Without GROUPING SETS, you would need to write four separate queries and combine them with UNION ALL:

sql
-- Group by region
SELECT region, NULL AS product, SUM(amount) AS total_sales
FROM sales
GROUP BY region

UNION ALL

-- Group by product
SELECT NULL AS region, product, SUM(amount) AS total_sales
FROM sales
GROUP BY product

UNION ALL

-- Group by region and product
SELECT region, product, SUM(amount) AS total_sales
FROM sales
GROUP BY region, product

UNION ALL

-- Overall total
SELECT NULL AS region, NULL AS product, SUM(amount) AS total_sales
FROM sales;

This approach works but is verbose and inefficient.

The Solution: GROUPING SETS

GROUPING SETS allows you to specify multiple grouping sets in a single query.
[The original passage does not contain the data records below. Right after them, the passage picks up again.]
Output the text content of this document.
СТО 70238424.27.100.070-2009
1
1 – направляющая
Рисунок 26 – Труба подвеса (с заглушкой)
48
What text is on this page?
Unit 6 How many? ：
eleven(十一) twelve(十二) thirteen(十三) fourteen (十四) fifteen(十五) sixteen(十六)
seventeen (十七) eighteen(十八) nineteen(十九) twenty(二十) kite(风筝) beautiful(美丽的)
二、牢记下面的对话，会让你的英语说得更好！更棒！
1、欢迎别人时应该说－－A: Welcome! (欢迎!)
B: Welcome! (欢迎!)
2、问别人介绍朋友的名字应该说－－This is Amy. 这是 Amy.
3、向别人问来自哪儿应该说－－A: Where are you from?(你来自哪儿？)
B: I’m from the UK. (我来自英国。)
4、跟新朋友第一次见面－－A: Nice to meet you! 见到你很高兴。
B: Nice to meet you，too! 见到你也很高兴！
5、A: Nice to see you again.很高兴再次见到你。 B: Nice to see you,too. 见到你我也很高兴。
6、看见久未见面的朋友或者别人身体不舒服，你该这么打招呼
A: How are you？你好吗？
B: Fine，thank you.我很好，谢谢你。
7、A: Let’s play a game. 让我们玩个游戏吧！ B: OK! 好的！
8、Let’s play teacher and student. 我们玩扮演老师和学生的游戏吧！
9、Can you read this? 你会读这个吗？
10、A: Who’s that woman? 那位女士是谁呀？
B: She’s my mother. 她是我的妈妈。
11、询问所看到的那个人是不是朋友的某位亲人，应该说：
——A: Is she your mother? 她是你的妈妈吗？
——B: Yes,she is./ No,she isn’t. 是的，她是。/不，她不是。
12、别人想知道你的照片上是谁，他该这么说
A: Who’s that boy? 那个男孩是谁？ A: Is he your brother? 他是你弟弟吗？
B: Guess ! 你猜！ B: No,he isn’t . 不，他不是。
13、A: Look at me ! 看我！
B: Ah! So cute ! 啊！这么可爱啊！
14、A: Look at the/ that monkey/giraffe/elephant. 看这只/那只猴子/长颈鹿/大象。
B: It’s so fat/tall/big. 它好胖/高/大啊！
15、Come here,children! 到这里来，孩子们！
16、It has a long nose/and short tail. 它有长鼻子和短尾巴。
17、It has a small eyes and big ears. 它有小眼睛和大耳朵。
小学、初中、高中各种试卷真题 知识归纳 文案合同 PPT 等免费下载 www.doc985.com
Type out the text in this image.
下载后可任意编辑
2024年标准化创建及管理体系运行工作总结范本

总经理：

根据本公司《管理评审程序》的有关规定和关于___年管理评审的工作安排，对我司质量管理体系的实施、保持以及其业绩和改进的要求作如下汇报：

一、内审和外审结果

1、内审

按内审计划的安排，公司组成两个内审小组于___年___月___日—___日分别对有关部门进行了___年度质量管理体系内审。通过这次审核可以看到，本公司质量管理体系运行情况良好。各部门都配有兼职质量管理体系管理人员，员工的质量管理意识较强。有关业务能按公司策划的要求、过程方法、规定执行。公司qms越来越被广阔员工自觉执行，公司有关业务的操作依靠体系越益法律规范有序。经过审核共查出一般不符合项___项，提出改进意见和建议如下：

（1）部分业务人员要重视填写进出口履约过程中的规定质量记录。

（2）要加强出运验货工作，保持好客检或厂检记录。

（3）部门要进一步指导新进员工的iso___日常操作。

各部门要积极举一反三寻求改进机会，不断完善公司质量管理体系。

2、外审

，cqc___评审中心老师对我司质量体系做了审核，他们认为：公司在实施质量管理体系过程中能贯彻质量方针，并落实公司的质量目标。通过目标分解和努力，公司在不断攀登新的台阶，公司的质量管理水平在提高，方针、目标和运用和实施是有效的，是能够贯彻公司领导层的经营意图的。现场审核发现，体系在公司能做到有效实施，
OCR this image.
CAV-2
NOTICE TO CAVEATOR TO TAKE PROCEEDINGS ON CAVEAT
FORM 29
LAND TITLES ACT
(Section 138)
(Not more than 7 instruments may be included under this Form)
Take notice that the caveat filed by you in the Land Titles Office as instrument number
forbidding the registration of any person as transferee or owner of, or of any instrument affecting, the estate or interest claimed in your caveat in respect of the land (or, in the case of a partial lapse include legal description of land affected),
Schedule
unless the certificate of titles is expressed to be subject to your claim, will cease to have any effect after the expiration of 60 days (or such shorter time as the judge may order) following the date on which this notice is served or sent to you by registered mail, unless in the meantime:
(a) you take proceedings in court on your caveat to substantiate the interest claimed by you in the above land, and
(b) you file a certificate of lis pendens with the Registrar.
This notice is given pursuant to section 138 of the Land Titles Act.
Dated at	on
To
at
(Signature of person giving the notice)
Each grouping set is a set of columns by which to group.

Here's how to rewrite the previous query using GROUPING SETS:

sql
SELECT region, product, SUM(amount) AS total_sales
FROM sales
GROUP BY GROUPING SETS (
(region), -- Group by region
(product), -- Group by product
(region, product), -- Group by region and product
() -- Overall total (empty grouping set)
);

This query produces the same result as the UNION ALL approach but with better performance and cleaner code.

Example Output

The above query would produce results similar to this:

region | product | total_sales
-------+---------+------------
East | NULL | 29500.00
West | NULL | 11000.00
North | NULL | 4000.00
South | NULL | 6000.00
NULL | Laptop | 18000.00
NULL | Phone | 15000.00
NULL | Tablet | 17500.00
East | Laptop | 12000.00
East | Phone | 10000.00
East | Tablet | 7500.00
West | Laptop | 6000.00
West | Phone | 5000.00
North | Tablet | 4000.00
South | Tablet | 6000.00
NULL | NULL | 50500.00

Working with GROUPING SETS

Basic Syntax

The basic syntax for GROUPING SETS is:

sql
SELECT column1, column2, ..., aggregate_function(column)
FROM table
GROUP BY GROUPING SETS (
(column1, column2, ...),
(column1),
(column2),
...
()
);

Each set of parentheses inside GROUPING SETS represents one grouping combination.

Handling NULL Values

In the result set, NULL values appear in columns that are not part of a specific grouping set. However, this can cause confusion if your data also contains actual NULL values.

To distinguish between:

  • NULL from the data
  • NULL representing "all values" in a grouping set

SQL provides the GROUPING() function:

sql
SELECT 
region,
product,
SUM(amount) AS total_sales,
GROUPING(region) AS is_region_aggregated,
GROUPING(product) AS is_product_aggregated
FROM sales
GROUP BY GROUPING SETS (
(region),
(product),
(region, product),
()
);

The GROUPING() function returns:

  • 1 if the column's value is NULL because it's not part of the grouping set
  • 0 if the column's value is from the data (which might still be NULL)

Creating Readable Labels

For better readability, you can create custom labels:

sql
SELECT 
CASE
WHEN GROUPING(region) = 1 THEN 'All Regions'
ELSE COALESCE(region, 'Unknown')
END AS region_label,
CASE
WHEN GROUPING(product) = 1 THEN 'All Products'
ELSE COALESCE(product, 'Unknown')
END AS product_label,
SUM(amount) AS total_sales
FROM sales
GROUP BY GROUPING SETS (
(region),
(product),
(region, product),
()
);

Real-World Examples

Example 1: Sales Analysis Dashboard

Imagine you're creating a sales dashboard for a retail company:

sql
SELECT 
CASE WHEN GROUPING(category) = 1 THEN 'All Categories' ELSE category END AS category,
CASE WHEN GROUPING(region) = 1 THEN 'All Regions' ELSE region END AS region,
CASE WHEN GROUPING(year) = 1 THEN 'All Years' ELSE CAST(year AS VARCHAR) END AS year,
SUM(sales_amount) AS total_sales,
COUNT(DISTINCT customer_id) AS customer_count
FROM sales_data
GROUP BY GROUPING SETS (
(category, region, year), -- Detailed level
(category, region), -- Category & region combinations
(category, year), -- Category trends over time
(region, year), -- Regional trends over time
(category), -- Category totals
(region), -- Regional totals
(year), -- Yearly totals
() -- Grand total
)
ORDER BY
GROUPING(category), category,
GROUPING(region), region,
GROUPING(year), year;

This query provides a complete sales breakdown for a dashboard with different levels of detail.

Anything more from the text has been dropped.